Yunanistan ve Doğu Avrupa’da takip ettiğimiz işlerimiz var. 75 üretim elemanı, 20 ofis personelimiz bulunuyor. Üretimimizin yüzde 35’i ihracat. Bu oran yüzde 60’lardaydı ama Türkiye’de yatırım çok arttı. 2007’nin cirosunu bu yıl 5. ayda yaptık. Tüm firmalarımızın toplam ihracatı 12 milyon euro’yu geçti.”

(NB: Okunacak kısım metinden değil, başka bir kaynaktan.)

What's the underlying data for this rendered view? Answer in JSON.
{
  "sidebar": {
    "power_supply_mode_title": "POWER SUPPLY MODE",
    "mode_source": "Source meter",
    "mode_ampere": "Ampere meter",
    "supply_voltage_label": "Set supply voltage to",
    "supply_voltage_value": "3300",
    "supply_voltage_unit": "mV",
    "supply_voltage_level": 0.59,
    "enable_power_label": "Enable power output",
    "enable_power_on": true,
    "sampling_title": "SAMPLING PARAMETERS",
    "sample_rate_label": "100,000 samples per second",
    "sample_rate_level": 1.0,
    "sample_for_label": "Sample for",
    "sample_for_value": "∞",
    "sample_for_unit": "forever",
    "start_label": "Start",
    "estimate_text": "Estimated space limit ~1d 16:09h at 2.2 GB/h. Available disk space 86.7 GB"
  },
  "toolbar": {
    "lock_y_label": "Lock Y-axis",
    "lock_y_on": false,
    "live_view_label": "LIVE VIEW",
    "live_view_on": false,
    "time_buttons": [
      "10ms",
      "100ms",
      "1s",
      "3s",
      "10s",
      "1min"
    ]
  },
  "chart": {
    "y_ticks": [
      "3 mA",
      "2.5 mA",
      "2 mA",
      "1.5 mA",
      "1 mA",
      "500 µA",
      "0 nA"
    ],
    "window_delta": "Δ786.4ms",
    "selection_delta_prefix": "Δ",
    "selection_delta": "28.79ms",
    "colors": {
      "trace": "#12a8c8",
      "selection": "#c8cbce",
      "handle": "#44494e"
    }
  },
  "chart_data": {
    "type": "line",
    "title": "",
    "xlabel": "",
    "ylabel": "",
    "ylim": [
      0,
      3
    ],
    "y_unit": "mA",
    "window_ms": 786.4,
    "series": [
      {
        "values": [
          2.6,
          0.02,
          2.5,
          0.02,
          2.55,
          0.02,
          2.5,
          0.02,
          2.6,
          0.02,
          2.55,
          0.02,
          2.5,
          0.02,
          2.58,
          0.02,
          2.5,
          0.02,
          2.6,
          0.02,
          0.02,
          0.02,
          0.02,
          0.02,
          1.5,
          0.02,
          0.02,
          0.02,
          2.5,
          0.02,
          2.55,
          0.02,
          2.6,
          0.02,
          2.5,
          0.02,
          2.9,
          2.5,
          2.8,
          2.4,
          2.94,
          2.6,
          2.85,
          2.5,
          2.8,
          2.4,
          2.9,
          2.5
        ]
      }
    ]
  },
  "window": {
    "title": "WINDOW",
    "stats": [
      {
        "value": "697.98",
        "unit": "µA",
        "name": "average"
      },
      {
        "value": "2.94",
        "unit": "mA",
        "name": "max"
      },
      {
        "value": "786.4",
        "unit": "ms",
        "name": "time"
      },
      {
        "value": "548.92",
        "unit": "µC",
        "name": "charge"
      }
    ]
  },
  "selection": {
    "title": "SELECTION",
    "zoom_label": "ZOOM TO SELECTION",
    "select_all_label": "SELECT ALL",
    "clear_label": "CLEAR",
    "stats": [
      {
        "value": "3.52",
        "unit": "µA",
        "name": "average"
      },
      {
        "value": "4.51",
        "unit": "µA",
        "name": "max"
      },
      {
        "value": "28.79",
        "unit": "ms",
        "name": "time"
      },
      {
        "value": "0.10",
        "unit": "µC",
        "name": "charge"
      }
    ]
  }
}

25 metre çaplı depo ve pervane de yapacak
Aşut, 25 milimetreden 25 metre çapa kadar boru yapabiliyor. Dev boruları taşımak çok zor olduğu için bunlar kullanılacağı yerde inşa ediyor. Fatih Aşut şunları anlatıyor:
“Biz silindire kapak takınca depo, dikince baca, toprağın altına gömünce boru oluyor. Ama dev bir depoyu dağın tepesine götürmek çok masraflı olduğu için yerinde üretim de yapıyoruz. 25 günde tesisimizi kuruyoruz. Biz inovasyonla buralara geldik. Fiberglasta kullandığımız elyafların açısı çok önemli. Bunlar sarılırken borunun kalınlığı ve dayanıklılığı ortaya çıkıyor.

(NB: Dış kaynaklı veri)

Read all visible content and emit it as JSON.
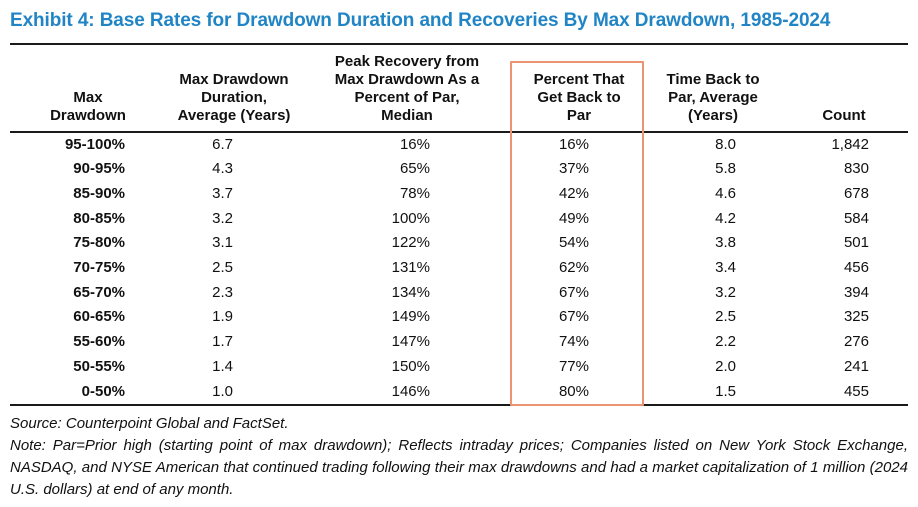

Bizim borularımız ince ancak dayanıklı olduğu için maliyet avantajımız oluyor. Bazı ihalelerde standart haline geldik. Irak’a 800 su deposu sattık. Diğer üreticilerin depoları çöl ortamında yarıldı. Artık Irak’ta projelerde depo kullanılacaksa Aşut olma zorunluluğu var. Türkiye’de 3.4 metre çapında, 14 kilometrelik bir soğutma suyu hattı yapımını almak üzereyiz. Afrika’da da 25 metre çapında dev bir depo yapabiliriz.
Bir yeni projemiz de rüzgâr güllerine pervane üretimi. Bir Alman firma 33 metrelik pervaneler için bizle görüşüyor. Bu sene 50 taneyle başlayabiliriz. Daha sonra 45 - 50 metrelik pervaneler yapılacak.”